Your body maintains its fluid balance through the action of substances called electrolytes, which are mineral compounds that, when dissolved in water, become electrically charged particles called ions.

Under normal circumstances, the fluid inside your cells has more potassium than sodium and chloride. The fluid outside is just the opposite: more sodium and chloride than potassium. The cell wall is a semipermeable membrane; some things pass through, but others don’t. Water molecules and small mineral molecules flow through freely, unlike larger molecules such as proteins.

The process by which sodium flows out and potassium flows in to keep things on an even keel is called the sodium pump. If this process were to cease, sodium ions would build up inside your cells. Sodium attracts water; the more sodium there is inside the cell, the more water flows in. Eventually, the cell would burst and die. The sodium pump, regular as a clock, prevents this imbalance from happening so you can move along, blissfully unaware of those efficient, electric ions.

Drink more water than you need, and your healthy body simply shrugs its shoulders, so to speak, urinates more copiously, and readjusts the water level. It’s hard for a healthy person on a normal diet to drink himself or herself to death on water.
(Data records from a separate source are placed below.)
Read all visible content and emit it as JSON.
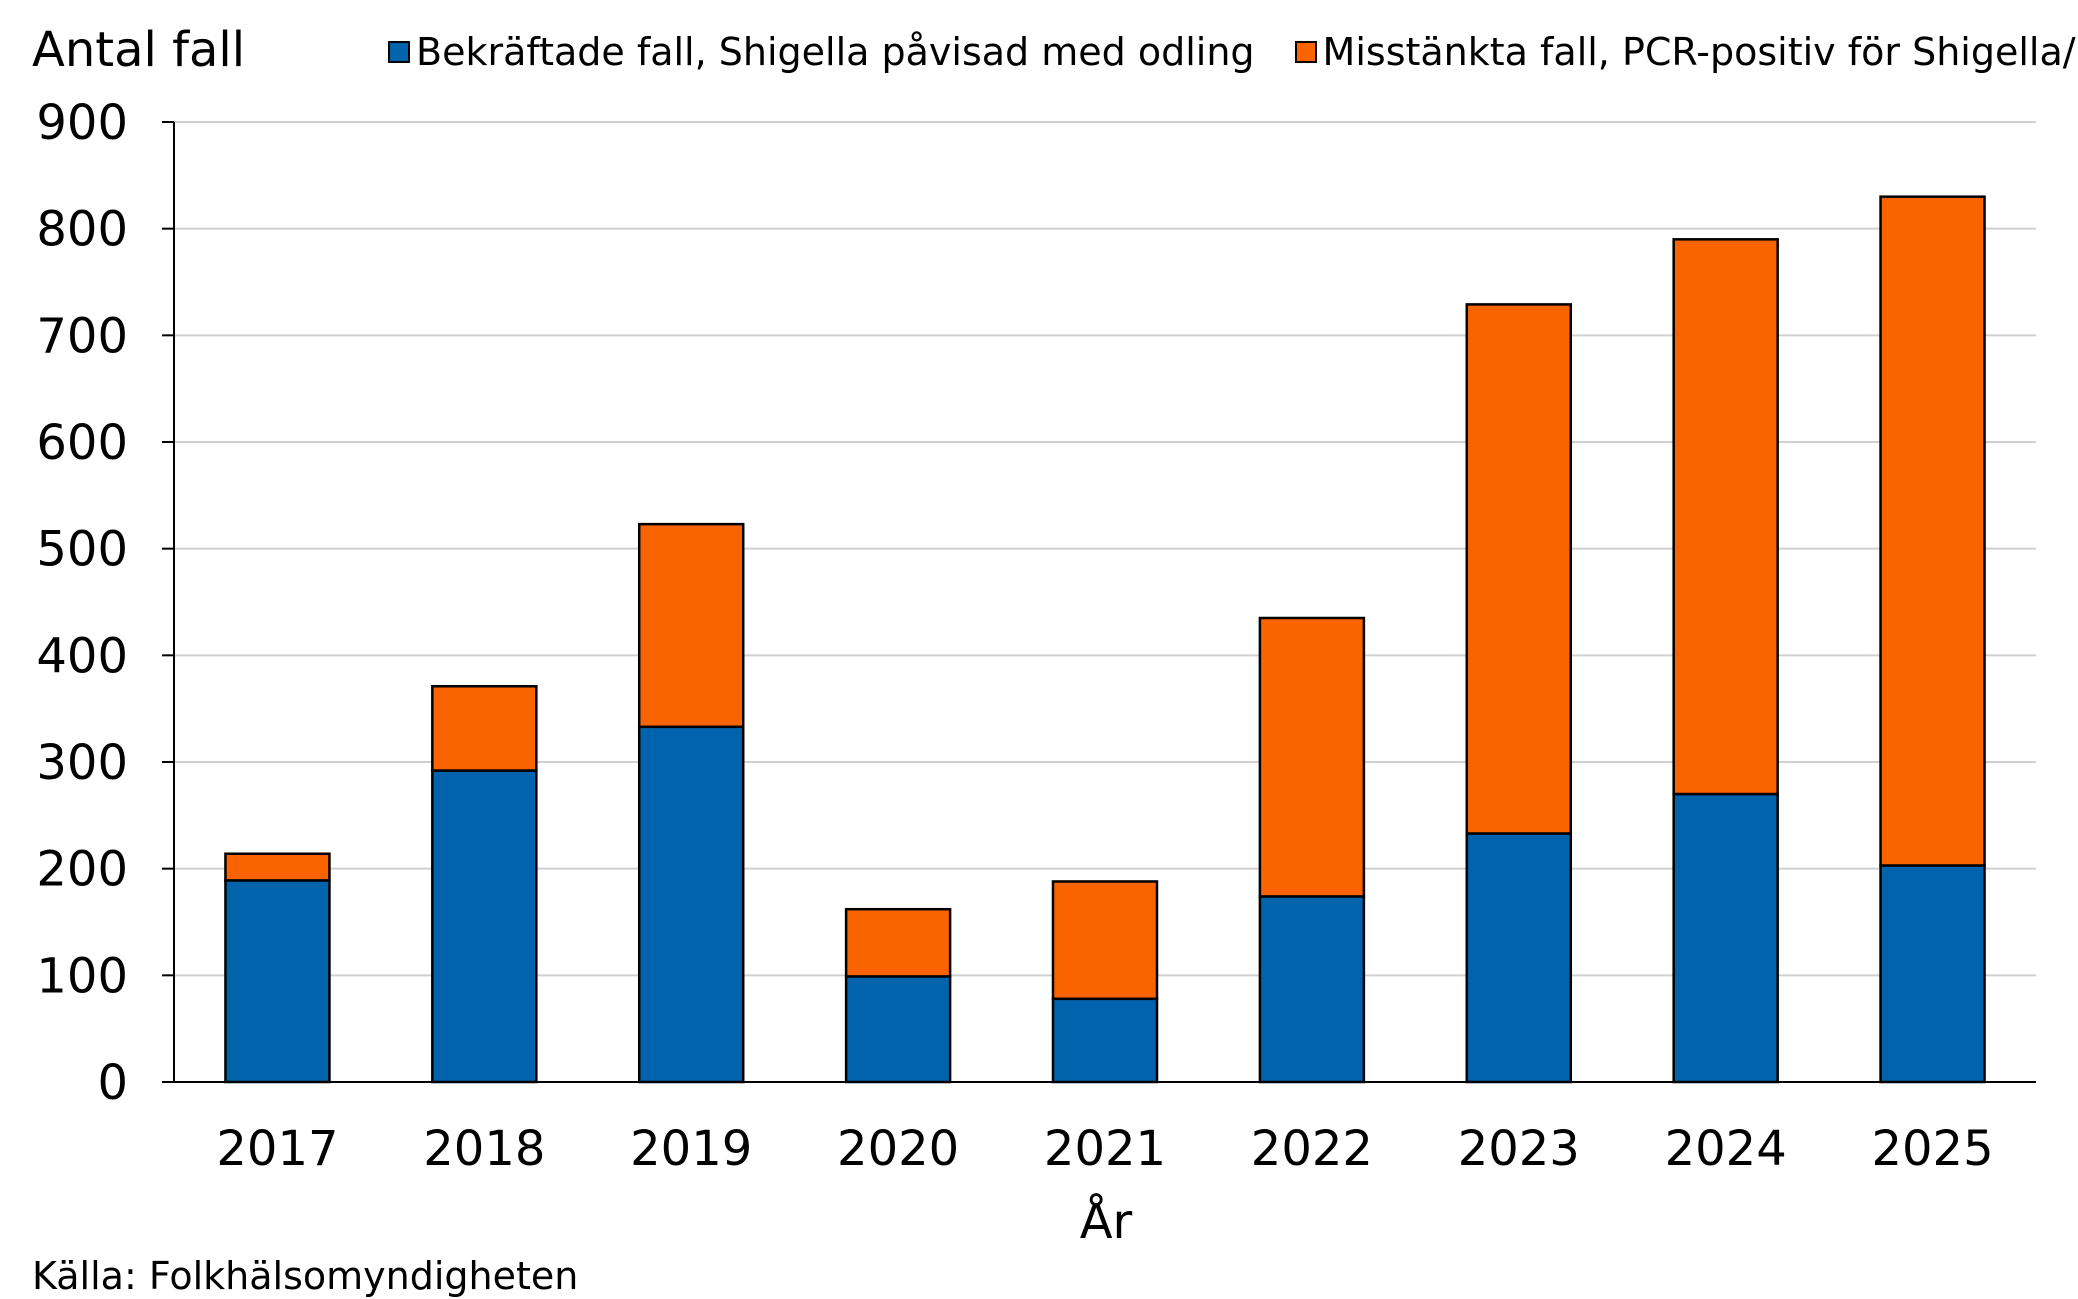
{
  "chart_data": {
    "type": "bar",
    "stacked": true,
    "title": "",
    "ylabel": "Antal fall",
    "xlabel": "År",
    "ylim": [
      0,
      900
    ],
    "yticks": [
      0,
      100,
      200,
      300,
      400,
      500,
      600,
      700,
      800,
      900
    ],
    "grid": true,
    "legend_position": "top",
    "categories": [
      "2017",
      "2018",
      "2019",
      "2020",
      "2021",
      "2022",
      "2023",
      "2024",
      "2025"
    ],
    "series": [
      {
        "name": "Bekräftade fall, Shigella påvisad med odling",
        "color": "#0063AC",
        "values": [
          189,
          292,
          333,
          99,
          78,
          174,
          233,
          270,
          203
        ]
      },
      {
        "name": "Misstänkta fall, PCR-positiv för Shigella/EIEC",
        "color": "#F96400",
        "values": [
          25,
          79,
          190,
          63,
          110,
          261,
          496,
          520,
          627
        ]
      }
    ]
  },
  "source_text": "Källa: Folkhälsomyndigheten"
}
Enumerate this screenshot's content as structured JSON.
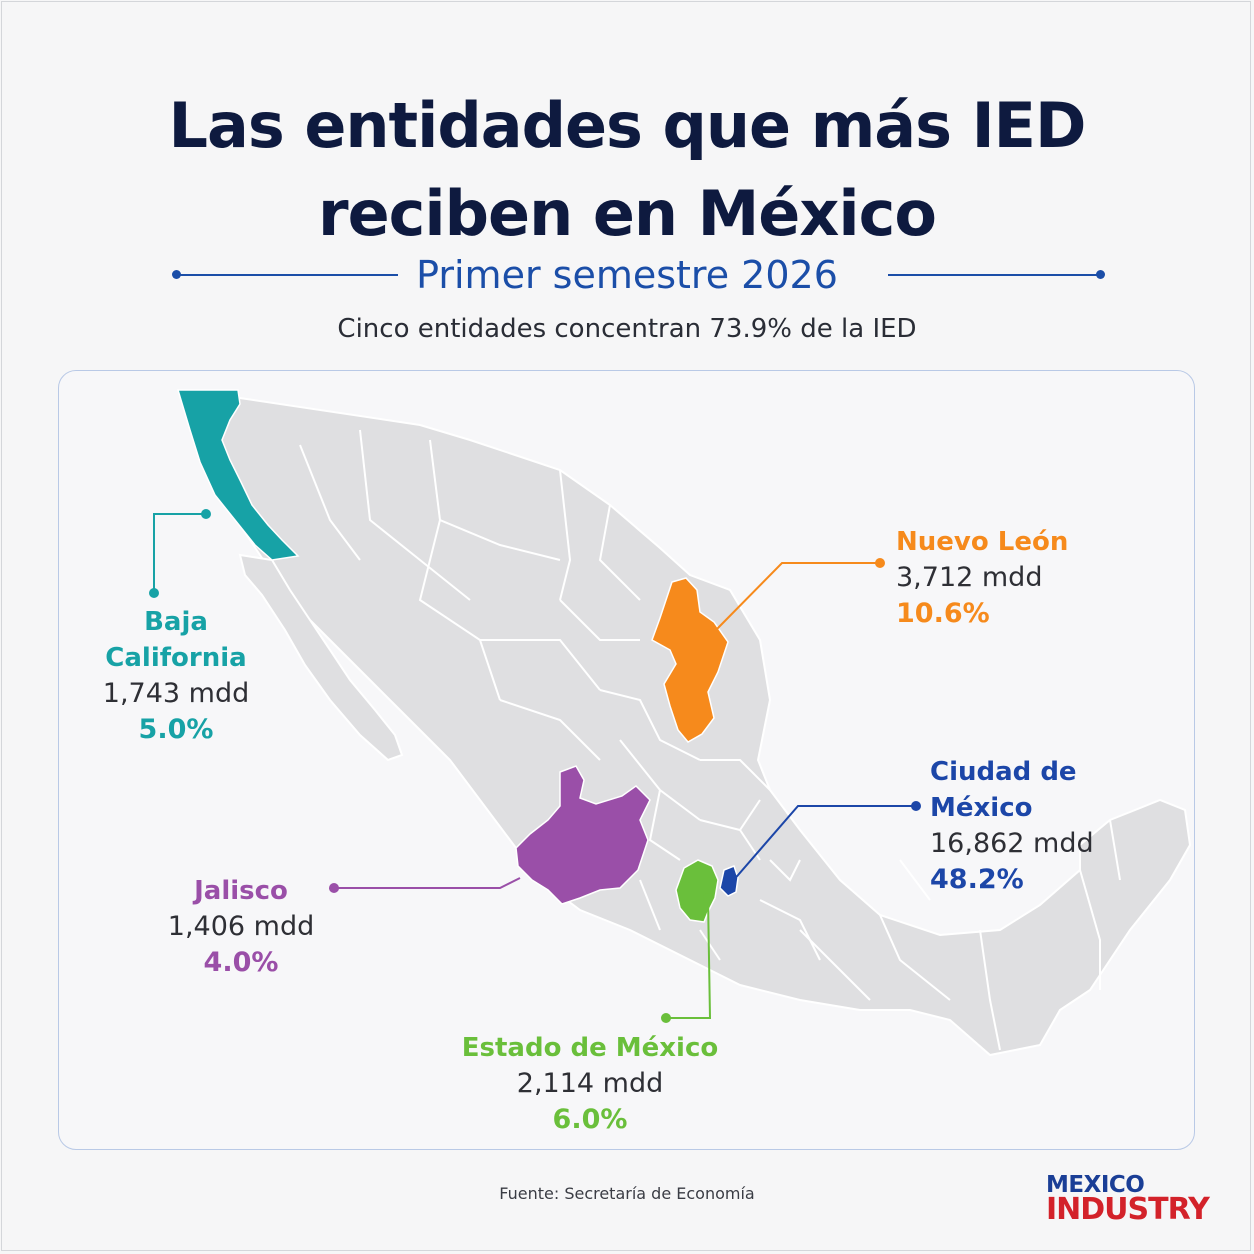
{
  "title_line1": "Las entidades que más IED",
  "title_line2": "reciben en México",
  "subtitle": "Primer semestre 2026",
  "kicker": "Cinco entidades concentran 73.9% de la IED",
  "source": "Fuente: Secretaría de Economía",
  "logo": {
    "line1": "MEXICO",
    "line2": "INDUSTRY"
  },
  "colors": {
    "navy": "#0e1a3f",
    "accent_blue": "#1b4ea8",
    "land": "#dfdfe1",
    "border": "#ffffff",
    "baja_california": "#17a2a6",
    "nuevo_leon": "#f68a1c",
    "ciudad_de_mexico": "#1c46a8",
    "jalisco": "#9a4fa8",
    "estado_de_mexico": "#6abf3b"
  },
  "entities": [
    {
      "key": "baja_california",
      "name": "Baja California",
      "value": "1,743 mdd",
      "share": "5.0%"
    },
    {
      "key": "nuevo_leon",
      "name": "Nuevo León",
      "value": "3,712 mdd",
      "share": "10.6%"
    },
    {
      "key": "ciudad_de_mexico",
      "name": "Ciudad de México",
      "value": "16,862 mdd",
      "share": "48.2%"
    },
    {
      "key": "jalisco",
      "name": "Jalisco",
      "value": "1,406 mdd",
      "share": "4.0%"
    },
    {
      "key": "estado_de_mexico",
      "name": "Estado de México",
      "value": "2,114 mdd",
      "share": "6.0%"
    }
  ]
}
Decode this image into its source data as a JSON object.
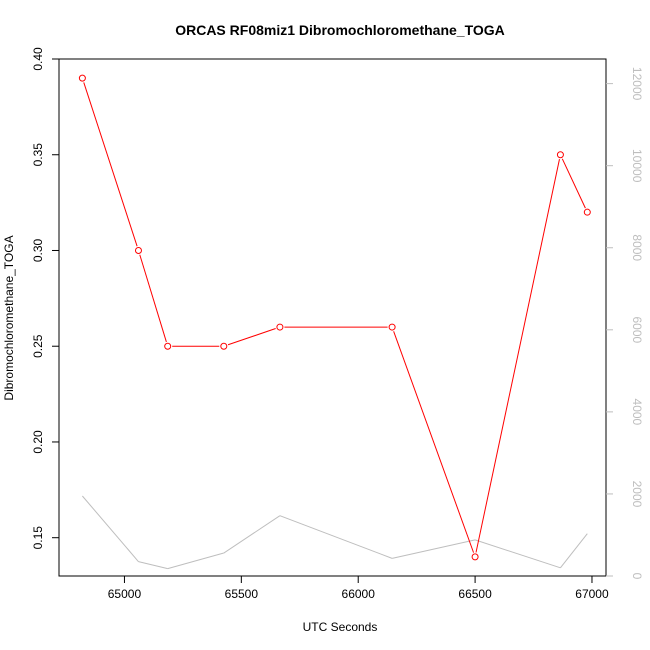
{
  "chart_data": {
    "type": "line",
    "title": "ORCAS RF08miz1 Dibromochloromethane_TOGA",
    "xlabel": "UTC Seconds",
    "ylabel": "Dibromochloromethane_TOGA",
    "xlim": [
      64720,
      67060
    ],
    "ylim": [
      0.13,
      0.4
    ],
    "y2lim": [
      0,
      12600
    ],
    "x_ticks": [
      "65000",
      "65500",
      "66000",
      "66500",
      "67000"
    ],
    "y_ticks": [
      "0.15",
      "0.20",
      "0.25",
      "0.30",
      "0.35",
      "0.40"
    ],
    "y2_ticks": [
      "0",
      "2000",
      "4000",
      "6000",
      "8000",
      "10000",
      "12000"
    ],
    "grid": false,
    "series": [
      {
        "color": "#ff0000",
        "marker": "open-circle",
        "axis": "left",
        "x": [
          64820,
          65060,
          65185,
          65425,
          65665,
          66145,
          66500,
          66865,
          66980
        ],
        "values": [
          0.39,
          0.3,
          0.25,
          0.25,
          0.26,
          0.26,
          0.14,
          0.35,
          0.32
        ]
      },
      {
        "color": "#bebebe",
        "marker": "none",
        "axis": "right",
        "x": [
          64820,
          65060,
          65185,
          65425,
          65665,
          66145,
          66500,
          66865,
          66980
        ],
        "values": [
          1950,
          350,
          180,
          560,
          1470,
          430,
          880,
          200,
          1030
        ]
      }
    ]
  }
}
But if you don’t get enough water, your body lets you know pretty quickly. The first sign is thirst, that unpleasant dryness in your mouth caused by the loss of water from cells in your gums, tongue, and cheeks. The second sign is reduced urination.

Reduced urination is a protective mechanism triggered by ADH, a hormone secreted by the hypothalamus, a gland at the base of your brain. The initials are short for antidiuretic hormone. Remember, a diuretic is a substance, such as caffeine, that increases urine production. ADH does just the opposite, helping your body conserve water rather than eliminate it.

If you don’t heed these signals, your tissues will begin to dry out. In other words, you’re dehydrating, and if you don’t — or can’t — get water, you won’t survive.

In addition to keeping fluid levels balanced, sodium, potassium, and chloride (the form of chlorine found in food) ions create electrical impulses that enable cells to send messages back and forth between themselves so you can think, see, move, and perform all the bioelectrical functions that you take for granted.

Sodium, potassium, and chloride are also major minerals and essential nutrients. Like other nutrients, they’re useful in these bodily processes:

  • Sodium helps digest proteins and carbohydrates and keeps your blood from becoming too acidic or too alkaline.

  • Potassium is used in digestion to synthesize proteins and starch and is a major constituent of muscle tissue.

  • Chloride is a constituent of hydrochloric acid, which breaks down food in your stomach. It’s also used by white blood cells to make hypochlorite, a natural antiseptic.